Berita Indonesia Terlengkap

Klaim Korut Tak Terdampak Corona Jadi Alasan Tolak

BeritaIndo – Korea Utara (Korut) menolak tawaran vaksin virus Corona (Covid-19) Produksi Sinovac Biotech, China. Alasan, Korut menyebut harusnya vaksin nyaris 3 juta dosis itu dikirim ke negara yang terdampak parah.

Penolakan vaksin Corona oleh Korut itu diungkapkan oleh badan anak Perserikatan Bangsa-Bangsa (PBB), UNICEF. UNICEF adalah pihak mengatur pasokan vaksin Corona untuk program COVAX bagi negara-negara berpendapatan rendah.

UNICEF membeberkan alasan penolakan Korut itu. Kementerian Urusan Publik Korut, Kata UNICEF, melakukan rujukan pada pasokan vaksin global yang terbatas dan lonjakan Corona berkelanjutan di banyak negara. Sehingga mereka menolak.

Hingga saat ini, Korut tidak melaporkan satupun kasus virus Corona. Negara yang dipimpin Kim Jong Un itu menerapkan langkah anti-Corona yang ketat di wilayahnya. Salah satunya adalah menutup perbatasan dan membatasi perjalanan domestik.

Seorang juru bicara UNICEF mengatakan Kementerian Urusan Publik Korut akan terus berkomunikasi dengan COVAX. Komunikasi dilakukan untuk menerima pasokan vaksin Corona dalam beberapa bulan ke depan.

Korut juga menolak pengiriman pasokan vaksin Corona AstraZeneca pad Juli lalu. Penolakan dilakukan karenba kekhawatiran soal efek sampingnya, saat laporan kasus pembekuan darah marak di beberapa negara.

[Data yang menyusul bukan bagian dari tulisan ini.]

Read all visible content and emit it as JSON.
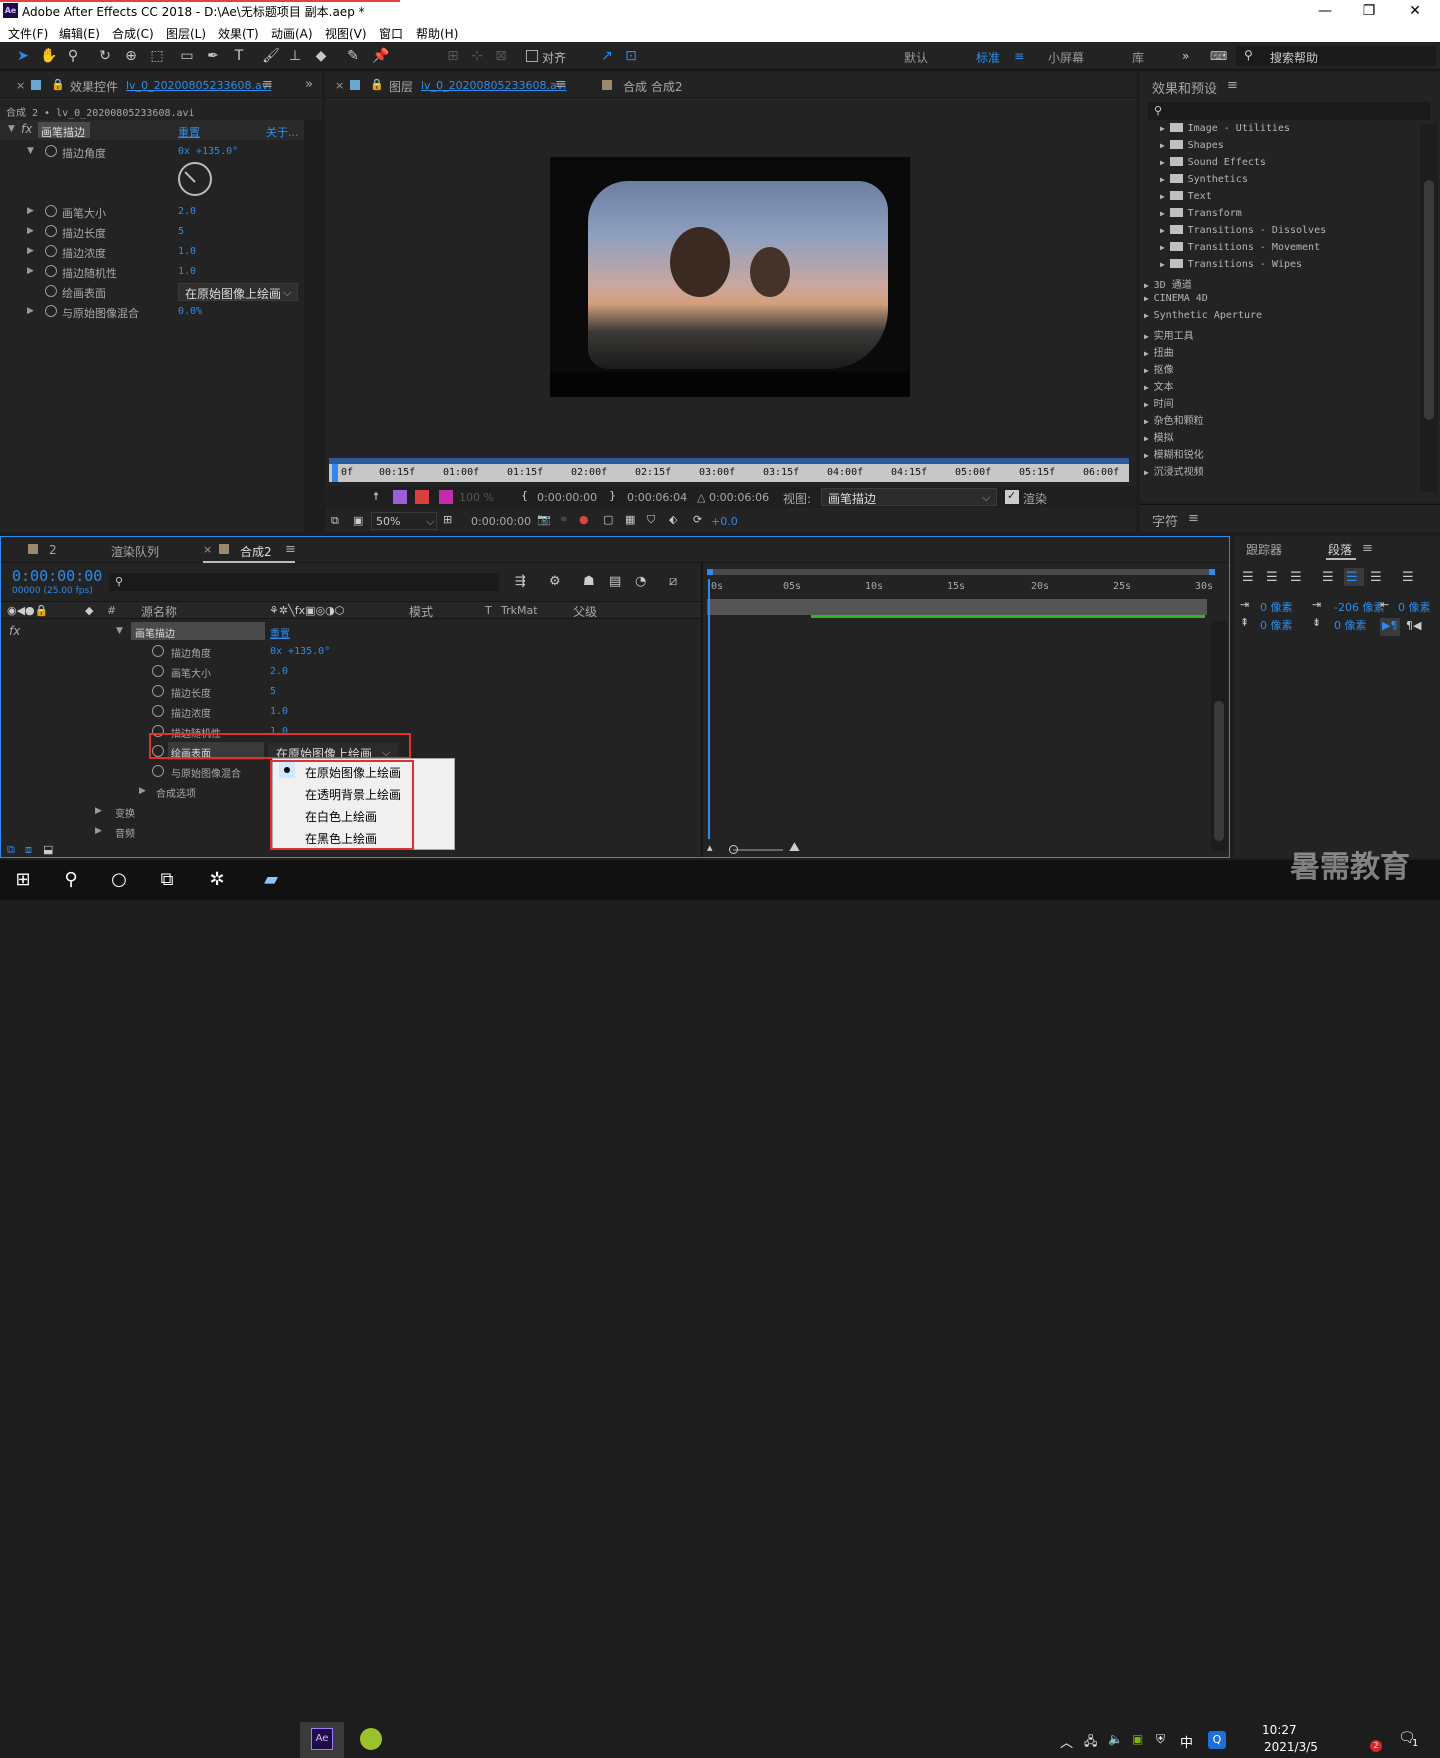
{
  "app": {
    "title": "Adobe After Effects CC 2018 - D:\\Ae\\无标题项目 副本.aep *",
    "logo": "Ae"
  },
  "window_controls": {
    "minimize": "—",
    "restore": "❐",
    "close": "✕"
  },
  "menu": [
    "文件(F)",
    "编辑(E)",
    "合成(C)",
    "图层(L)",
    "效果(T)",
    "动画(A)",
    "视图(V)",
    "窗口",
    "帮助(H)"
  ],
  "toolbar": {
    "align_label": "对齐",
    "workspaces": [
      "默认",
      "标准",
      "小屏幕",
      "库"
    ],
    "active_workspace": "标准",
    "search_placeholder": "搜索帮助"
  },
  "effect_controls": {
    "tab": "效果控件",
    "tab_file": "lv_0_20200805233608.avi",
    "breadcrumb": "合成 2 • lv_0_20200805233608.avi",
    "effect_name": "画笔描边",
    "reset": "重置",
    "about": "关于...",
    "props": [
      {
        "name": "描边角度",
        "value": "0x +135.0°"
      },
      {
        "name": "画笔大小",
        "value": "2.0"
      },
      {
        "name": "描边长度",
        "value": "5"
      },
      {
        "name": "描边浓度",
        "value": "1.0"
      },
      {
        "name": "描边随机性",
        "value": "1.0"
      },
      {
        "name": "绘画表面",
        "value": "在原始图像上绘画"
      },
      {
        "name": "与原始图像混合",
        "value": "0.0%"
      }
    ]
  },
  "viewer": {
    "tab_layer": "图层",
    "tab_layer_file": "lv_0_20200805233608.avi",
    "tab_comp": "合成 合成2",
    "ruler": [
      "0f",
      "00:15f",
      "01:00f",
      "01:15f",
      "02:00f",
      "02:15f",
      "03:00f",
      "03:15f",
      "04:00f",
      "04:15f",
      "05:00f",
      "05:15f",
      "06:00f"
    ],
    "opacity": "100 %",
    "time_in": "0:00:00:00",
    "time_out": "0:00:06:04",
    "duration": "△ 0:00:06:06",
    "view_label": "视图:",
    "view_value": "画笔描边",
    "render_label": "渲染",
    "zoom": "50%",
    "time_current": "0:00:00:00",
    "exposure": "+0.0"
  },
  "effects_presets": {
    "title": "效果和预设",
    "search_placeholder": "",
    "items": [
      {
        "label": "Image - Utilities",
        "folder": true
      },
      {
        "label": "Shapes",
        "folder": true
      },
      {
        "label": "Sound Effects",
        "folder": true
      },
      {
        "label": "Synthetics",
        "folder": true
      },
      {
        "label": "Text",
        "folder": true
      },
      {
        "label": "Transform",
        "folder": true
      },
      {
        "label": "Transitions - Dissolves",
        "folder": true
      },
      {
        "label": "Transitions - Movement",
        "folder": true
      },
      {
        "label": "Transitions - Wipes",
        "folder": true
      },
      {
        "label": "3D 通道",
        "folder": false
      },
      {
        "label": "CINEMA 4D",
        "folder": false
      },
      {
        "label": "Synthetic Aperture",
        "folder": false
      },
      {
        "label": "实用工具",
        "folder": false
      },
      {
        "label": "扭曲",
        "folder": false
      },
      {
        "label": "抠像",
        "folder": false
      },
      {
        "label": "文本",
        "folder": false
      },
      {
        "label": "时间",
        "folder": false
      },
      {
        "label": "杂色和颗粒",
        "folder": false
      },
      {
        "label": "模拟",
        "folder": false
      },
      {
        "label": "模糊和锐化",
        "folder": false
      },
      {
        "label": "沉浸式视频",
        "folder": false
      }
    ],
    "character_tab": "字符"
  },
  "timeline": {
    "tabs": [
      "2",
      "渲染队列",
      "合成2"
    ],
    "timecode": "0:00:00:00",
    "fps": "00000 (25.00 fps)",
    "headers": {
      "source": "源名称",
      "mode": "模式",
      "t": "T",
      "trkmat": "TrkMat",
      "parent": "父级"
    },
    "effect_row": {
      "name": "画笔描边",
      "reset": "重置"
    },
    "props": [
      {
        "name": "描边角度",
        "value": "0x +135.0°"
      },
      {
        "name": "画笔大小",
        "value": "2.0"
      },
      {
        "name": "描边长度",
        "value": "5"
      },
      {
        "name": "描边浓度",
        "value": "1.0"
      },
      {
        "name": "描边随机性",
        "value": "1.0"
      }
    ],
    "surface": {
      "name": "绘画表面",
      "value": "在原始图像上绘画"
    },
    "blend": {
      "name": "与原始图像混合"
    },
    "composite": "合成选项",
    "transform": "变换",
    "audio": "音频",
    "ruler": [
      "0s",
      "05s",
      "10s",
      "15s",
      "20s",
      "25s",
      "30s"
    ]
  },
  "dropdown": {
    "options": [
      "在原始图像上绘画",
      "在透明背景上绘画",
      "在白色上绘画",
      "在黑色上绘画"
    ],
    "selected": 0
  },
  "right_panel": {
    "tabs": [
      "跟踪器",
      "段落"
    ],
    "indent_left": "0 像素",
    "indent_first": "-206 像素",
    "indent_right": "0 像素",
    "space_before": "0 像素",
    "space_after": "0 像素"
  },
  "taskbar": {
    "time": "10:27",
    "date": "2021/3/5",
    "ime": "中",
    "notif": "1",
    "badge": "2"
  },
  "watermark": "暑需教育",
  "colors": {
    "accent": "#2d8ceb",
    "highlight_red": "#e03030",
    "green_bar": "#2cb52c"
  }
}
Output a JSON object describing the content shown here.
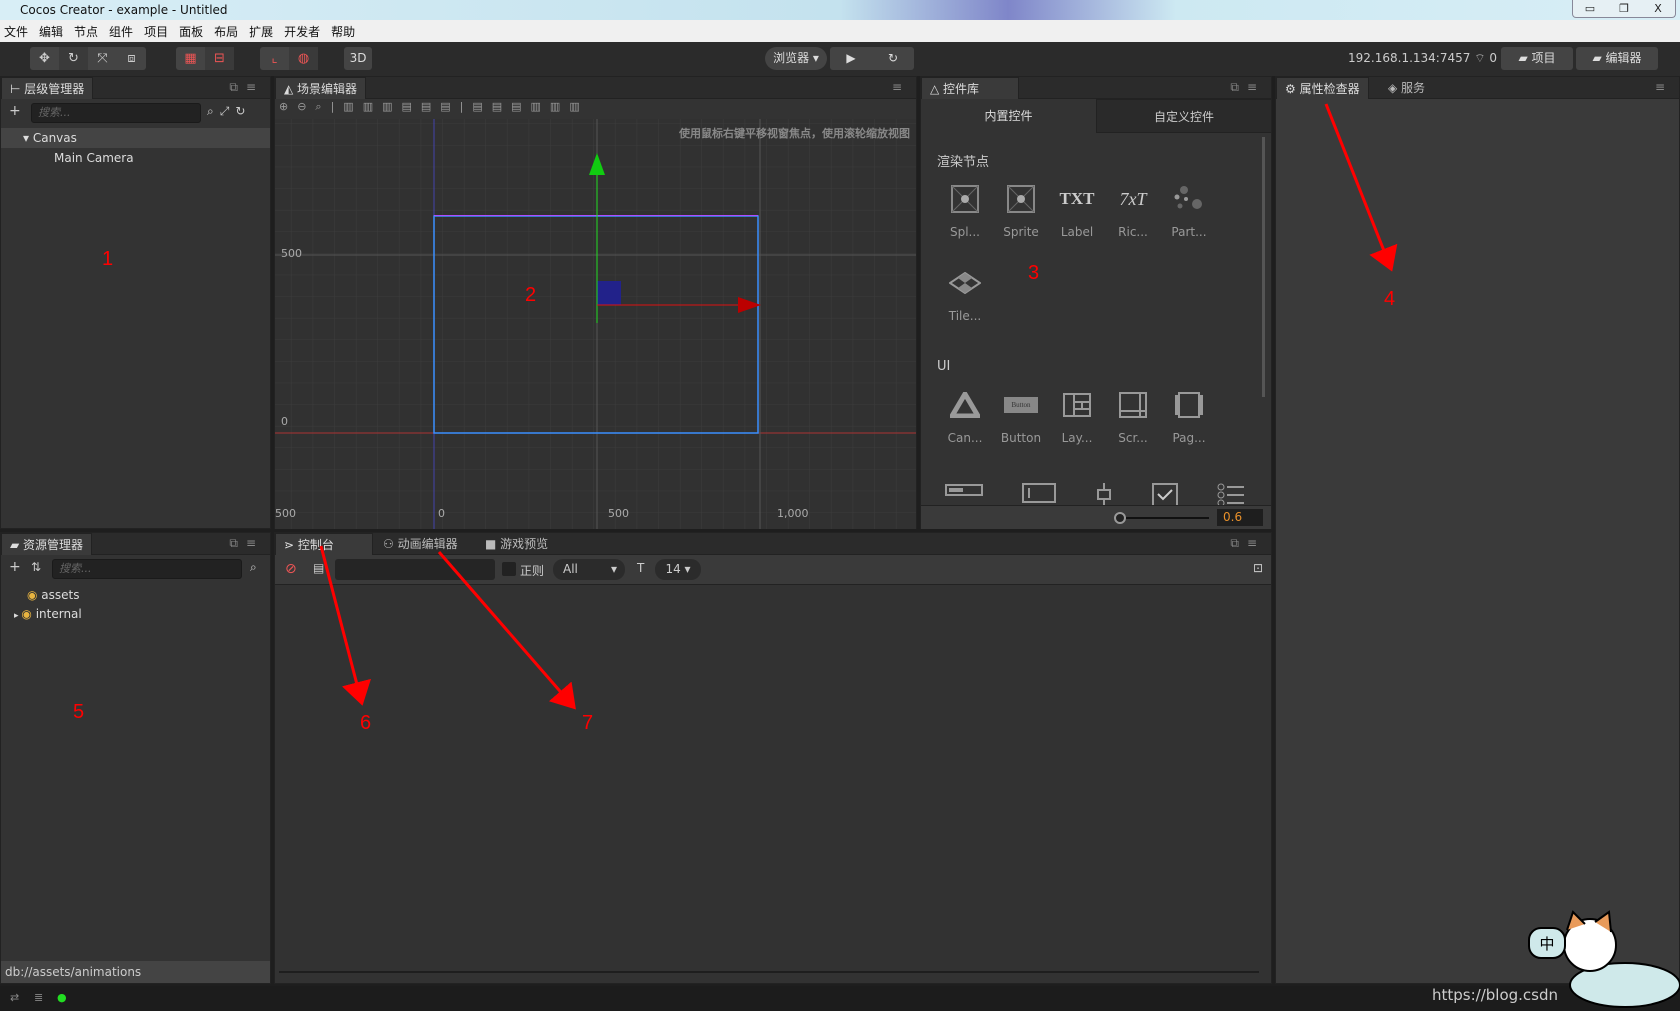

Penolakan itu dilaporkan oleh forum diskusi think-tank Korea Selatan (Korsel). Forum itu berafiliasi dengan bada intelijen Korsel. Sementara itu, Institut Strategi Kemanan Nasional secara terpisah menyatakan bahwa Korut tidak tetarik pada vaksin Corona buatan China. Sebab mereka khawatir tidak terlalu efektif, akan tetapi mereka menunjukkan ketertarikan dengan vaksin Corona buatan Rusia.

Untuk diketahui, sejumlah negara, seperti Thailand dan Uruguay, mulai menggunakan vaksin mereka berbeda bagi warganya yang menerima suntikan vaksin Sinovac untuk dosis pertama, dalam upaya meningkatkan perlindungan terhadap Corona.

”Kami terus bekerja dengan otoritas DPRK (Nama Resmi Korut) Untuk membantu merespons Pandemi Covid-19,” Ucap Juru Bicara Aliansi Global untuk Vaksin dan Imunisasi (GAVI), salah satu organisasi yang memimpin program COVAX.